Will EU banks deepen their dependence on ECB?

Facing a frozen interbank loan market and minimal investor interest in unsecured bank debt, a Bloomberg article looks at whether EU banks will deepen their dependence on the ECB.

Hopefully the banks will.

It is much easier to clean up the losses hidden on and off the banks' balance sheets as recommended under the blueprint for saving the financial system if the banks' funding is stable.  No funding is more stable than the combination of guaranteed deposits, ECB loans and equity.

European banks, shunned by investors and each other, may borrow as much next month from the European Central Bank as they did in a record offering in December as they seek refuge from frozen funding markets. 
The ECB last month lent banks an unprecedented 489 billion euros ($637 billion) for three years. 
Analysts said they expect demand to be just as high at a second auction on Feb. 29 because the stigma associated with using the facility is dissipating and the list of what assets can be used as collateral in exchange for the loans will be extended. 
ECB President Mario Draghi said last week he expects demand for loans next month to be “still very high,” though “probably lower than in December.” 
“February’s second three-year Long Term Refinancing Operation looks set to be extremely large,” Credit Suisse Group AG analysts led by William Porter wrote in a report to clients. “The last LTRO has removed any stigma, making managements who do not exploit the value on offer arguably careless at best.”...
“People aren’t prepared to lend to the banks, so the ECB is just flooding the market with liquidity,” said Christopher Wheeler, an analyst at Mediobanca SpA in London. “But it’s only a temporary fix. The ECB is only buying time with these loans hoping that things will improve.”...
Regular readers know that your humble blogger predicted the freezing of the capital markets to the EU banks as that absence of ultra transparency makes it impossible to determine which banks are solvent and which are not.

In addition, regular readers know that central banks providing liquidity only buys time to address the underlying solvency issue.
Demand from more than 500 lenders in December dwarfed the 293 billion-euro estimate of economists surveyed by Bloomberg News. 
Half of the loans were taken up by Italian and Spanish lenders, Morgan Stanley analyst Huw van Steenis said in a Jan. 18 report to clients. 
Italian banks were the main users, with UniCredit SpA (UCG), the country’s largest lender, taking 12.5 billion euros, Intesa Sanpaolo SpA (ISP), the second-biggest, accepting 12 billion euros, and Banca Monte dei Paschi Di Siena SpA (BMPS) 10 billion euros, the Morgan Stanley analyst estimated, citing conversations with 50 banks and policy makers. Spokesmen for the three banks declined to comment. 
Spain’s Banco Popular Espanol SA (RBS) took 6 billion euros, while Banco Bilbao Vizcaya Argentaria SA (BBVA) used 5 billion euros, according to Morgan Stanley. Bankinter SA (BKT) used 5 billion euros Chief Executive Officer Maria Dolores Dancausa said in a news conference in Madrid on Jan. 18. A spokesman for Popular wasn’t immediately available to comment. BBVA declined to comment.

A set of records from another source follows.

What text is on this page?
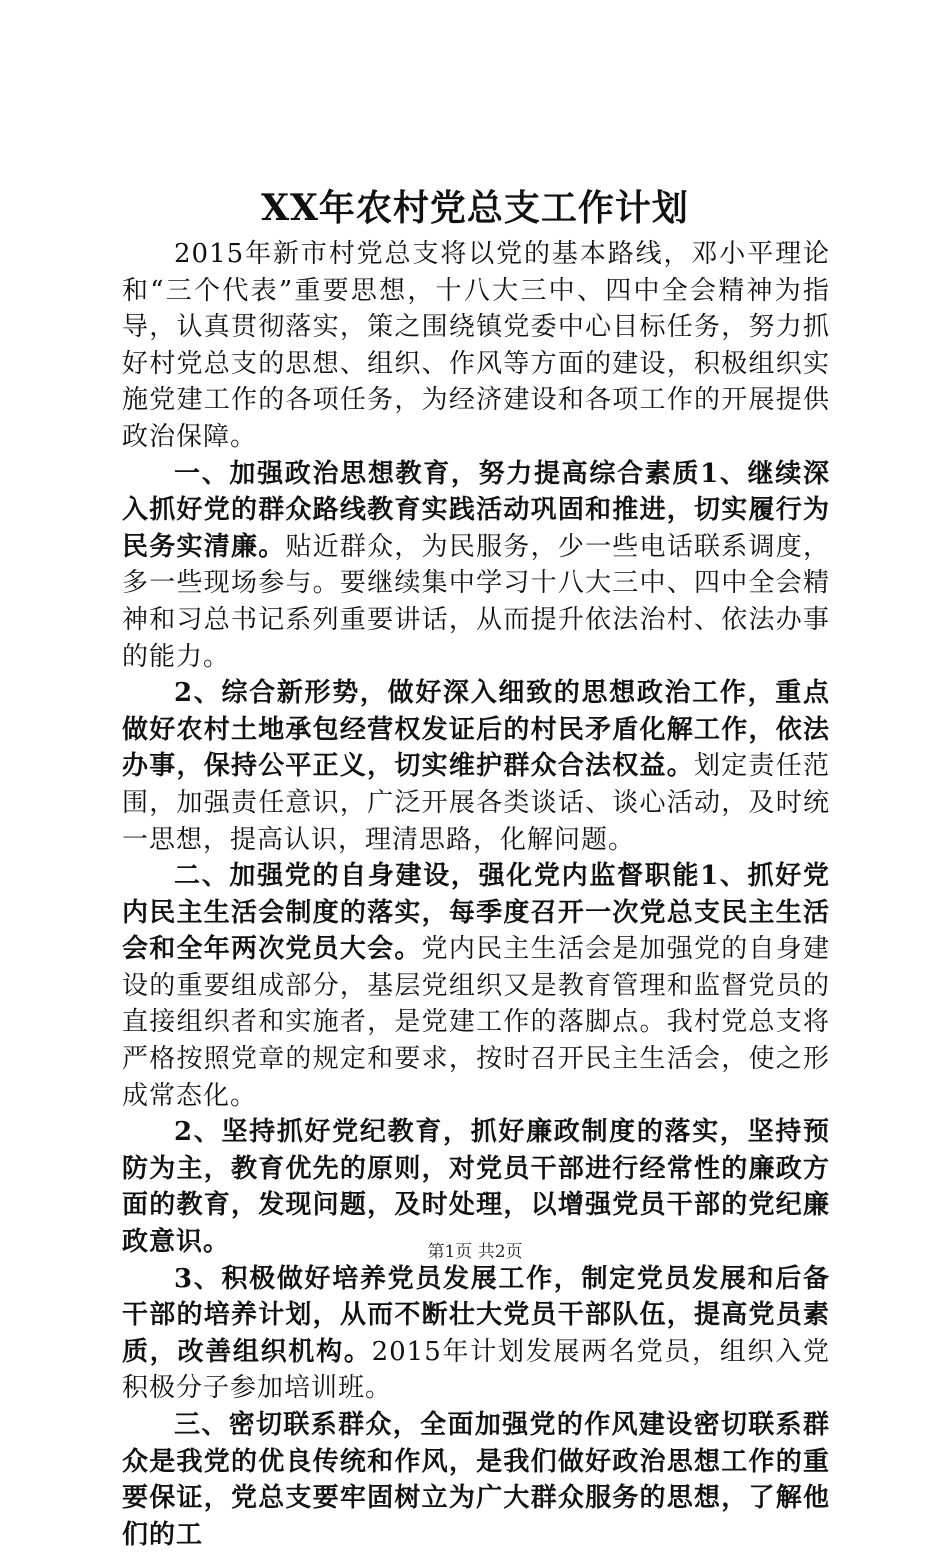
XX年农村党总支工作计划

2015年新市村党总支将以党的基本路线，邓小平理论和“三个代表”重要思想，十八大三中、四中全会精神为指导，认真贯彻落实，策之围绕镇党委中心目标任务，努力抓好村党总支的思想、组织、作风等方面的建设，积极组织实施党建工作的各项任务，为经济建设和各项工作的开展提供政治保障。

一、加强政治思想教育，努力提高综合素质1、继续深入抓好党的群众路线教育实践活动巩固和推进，切实履行为民务实清廉。贴近群众，为民服务，少一些电话联系调度，多一些现场参与。要继续集中学习十八大三中、四中全会精神和习总书记系列重要讲话，从而提升依法治村、依法办事的能力。

2、综合新形势，做好深入细致的思想政治工作，重点做好农村土地承包经营权发证后的村民矛盾化解工作，依法办事，保持公平正义，切实维护群众合法权益。划定责任范围，加强责任意识，广泛开展各类谈话、谈心活动，及时统一思想，提高认识，理清思路，化解问题。

二、加强党的自身建设，强化党内监督职能1、抓好党内民主生活会制度的落实，每季度召开一次党总支民主生活会和全年两次党员大会。党内民主生活会是加强党的自身建设的重要组成部分，基层党组织又是教育管理和监督党员的直接组织者和实施者，是党建工作的落脚点。我村党总支将严格按照党章的规定和要求，按时召开民主生活会，使之形成常态化。

2、坚持抓好党纪教育，抓好廉政制度的落实，坚持预防为主，教育优先的原则，对党员干部进行经常性的廉政方面的教育，发现问题，及时处理，以增强党员干部的党纪廉政意识。

3、积极做好培养党员发展工作，制定党员发展和后备干部的培养计划，从而不断壮大党员干部队伍，提高党员素质，改善组织机构。2015年计划发展两名党员，组织入党积极分子参加培训班。

三、密切联系群众，全面加强党的作风建设密切联系群众是我党的优良传统和作风，是我们做好政治思想工作的重要保证，党总支要牢固树立为广大群众服务的思想，了解他们的工

第1页 共2页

French banks BNP Paribas (BNP) SA, Societe Generale (GLE) SA, Credit Agricole SA and BPCE SA all borrowed from the ECB though declined to say how much, Morgan Stanley said. Spokespeople for the banks declined to comment. Royal Bank of Scotland Group Plc, the U.K.’s largest government-owned lender, took 5 billion pounds ($7.8 billion), according to the analysts. An RBS spokesman declined to comment. 
In all, banks may borrow between 150 billion euros and more than 400 billion euros next month, van Steenis said. “It seems even large cap banks have been open-minded to using this given the size and lack of stigma of the first one,” he wrote....
Given that there is no longer any stigma attached to borrowing from a central bank, central banks and the borrowing banks should fully disclose the loans at the time they are made.
Other analysts said the ECB’s decision to ease the rules on what banks can post in collateral in exchange for the loans could push demand higher. Draghi announced the ECB would relax the collateral requirements at a press briefing on Dec. 8. Details on the new rules have not yet been published. 
“The ECB is still deciding what will constitute acceptable collateral,” Marchel Alexandrovich, an economist at Jefferies International Ltd. in London said. “If criteria are loosened enough, then demand for cheap money will undoubtedly swell up and we may well see a figure in excess of 1 trillion euros” at next month’s operation. 
Credit Suisse’s Porter said he expects banks to borrow slightly more than in December, about 500 billion euros, because lenders won’t want to be put at a competitive disadvantage when their peers can borrow cheaply from the ECB. 
“This will remove some of the refinancing risk the banks face and the markets are reacting positively after a bit of a delay,” Porter said in a telephone interview. “But the more fundamental question is how ‘long can you run a banking system like this?’”
Based on the experience of banks in Japan, the answer is over 2+ decades.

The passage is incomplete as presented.